Track the theology carefully. Abraham, Isaac, and Jakob — the three patriarchs — knew God as El-Shaddai, the God of covenantal promise, the God who makes barren women fertile and wanderers into nations. But the four-letter Name — YHVH, which the Targum writes defensively as Ye-ya — was withheld from them.

Why Moses Gets the Deeper Name

The sages of the Targumic tradition take pains to explain the progression. El-Shaddai is the Name of private providence — the God who tends each patriarch as a shepherd tends a single sheep. YHVH is the Name of historical action — the God who liberates nations and splits seas.

The Aramaic gloss as it discovereth My Glory is key. The Targum renders it as in the face of My Shekinah. The Name YHVH reveals the Shekinah — the indwelling Presence — in a way that El-Shaddai does not. The patriarchs received promises; Moses receives the Name that makes those promises move.

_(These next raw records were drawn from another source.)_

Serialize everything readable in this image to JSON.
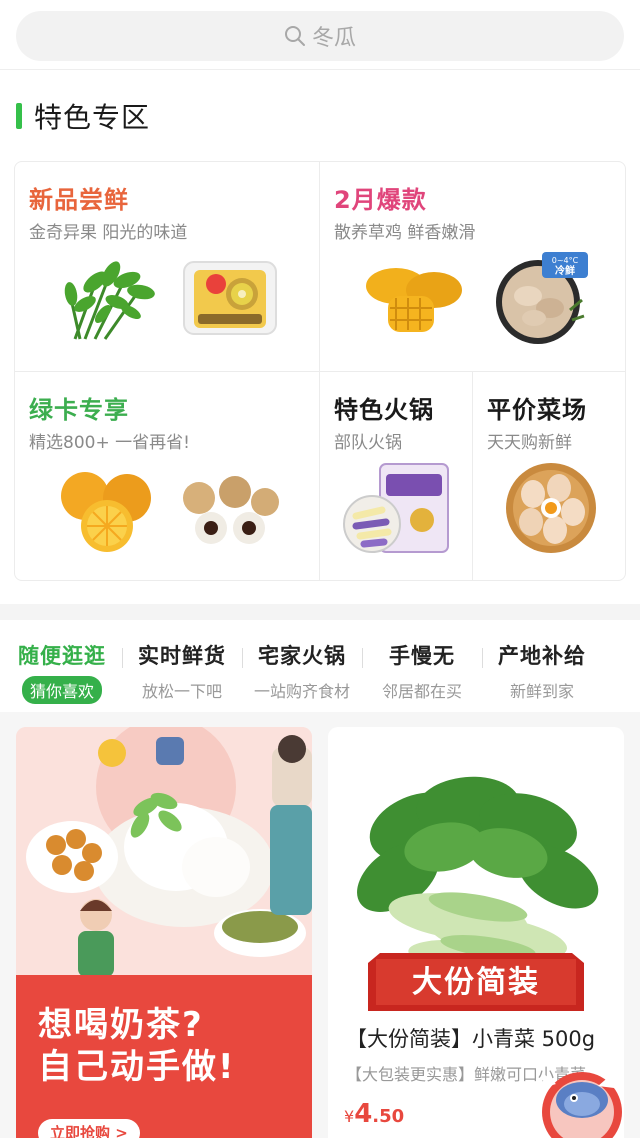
{
  "search": {
    "placeholder": "冬瓜",
    "icon": "search-icon"
  },
  "section": {
    "title": "特色专区"
  },
  "featured": [
    {
      "title": "新品尝鲜",
      "subtitle": "金奇异果 阳光的味道",
      "color": "#e8653c"
    },
    {
      "title": "2月爆款",
      "subtitle": "散养草鸡 鲜香嫩滑",
      "color": "#e0457b"
    },
    {
      "title": "绿卡专享",
      "subtitle": "精选800+ 一省再省!",
      "color": "#3cae4f"
    },
    {
      "title": "特色火锅",
      "subtitle": "部队火锅",
      "color": "#1a1a1a"
    },
    {
      "title": "平价菜场",
      "subtitle": "天天购新鲜",
      "color": "#1a1a1a"
    }
  ],
  "labels": {
    "cold_fresh": "冷鲜",
    "cold_temp": "0~4°C"
  },
  "tabs": [
    {
      "title": "随便逛逛",
      "subtitle": "猜你喜欢",
      "active": true
    },
    {
      "title": "实时鲜货",
      "subtitle": "放松一下吧",
      "active": false
    },
    {
      "title": "宅家火锅",
      "subtitle": "一站购齐食材",
      "active": false
    },
    {
      "title": "手慢无",
      "subtitle": "邻居都在买",
      "active": false
    },
    {
      "title": "产地补给",
      "subtitle": "新鲜到家",
      "active": false
    }
  ],
  "promo": {
    "line1": "想喝奶茶?",
    "line2": "自己动手做!",
    "button": "立即抢购 >"
  },
  "product": {
    "ribbon": "大份简装",
    "name": "【大份简装】小青菜 500g",
    "desc": "【大包装更实惠】鲜嫩可口小青菜",
    "currency": "¥",
    "price_int": "4",
    "price_dec": ".50"
  },
  "colors": {
    "accent": "#35b04a",
    "promo_red": "#e8483e"
  }
}
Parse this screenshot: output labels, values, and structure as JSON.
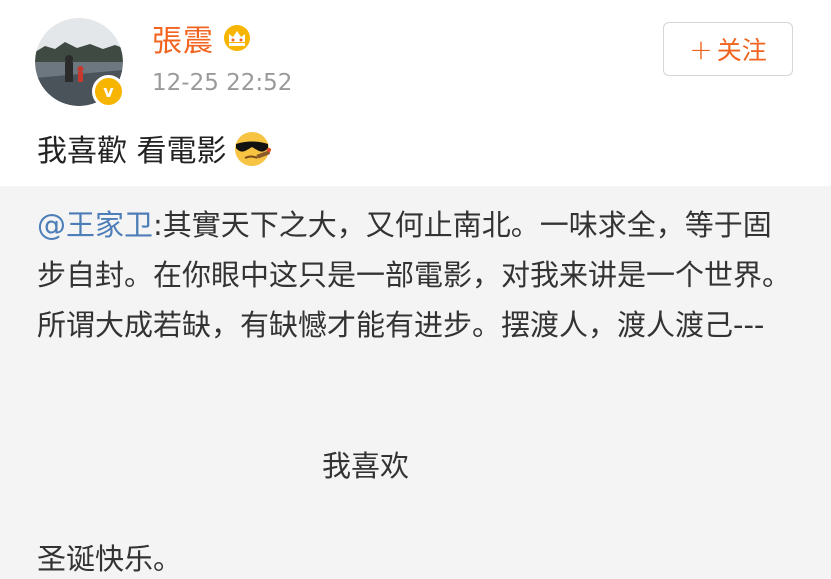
{
  "post": {
    "author": {
      "name": "張震",
      "avatar": "landscape-avatar",
      "badge_icon": "verified-badge-icon",
      "vip_icon": "crown-icon",
      "name_color": "#f0641f",
      "badge_color": "#f7b500"
    },
    "timestamp": "12-25 22:52",
    "follow_button": {
      "plus": "+",
      "label": "关注"
    },
    "text": "我喜歡 看電影",
    "emoji": "sunglasses-cigar-emoji"
  },
  "repost": {
    "mention": "@王家卫",
    "body": ":其實天下之大，又何止南北。一味求全，等于固步自封。在你眼中这只是一部電影，对我来讲是一个世界。所谓大成若缺，有缺憾才能有进步。摆渡人，渡人渡己---",
    "centered_line": "我喜欢",
    "closing_line": "圣诞快乐。",
    "mention_color": "#4e7eb8",
    "background": "#f4f4f4"
  }
}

This is not a demotion of the patriarchs. It is a recognition that every generation gets the Name it can bear. Abraham could not have endured the YHVH revelation; he received the Name suited to his role as covenant-ancestor. Moses can endure it because his role requires a more public divine disclosure.

The takeaway: the Jewish imagination sees revelation as progressive. Each generation receives as much of the divine Name as its history demands. The Exodus requires a Name that can crack an empire, and that Name has been reserved — until now — for the generation that will see it enacted. Moses is about to learn words that Abraham would have struggled to hear.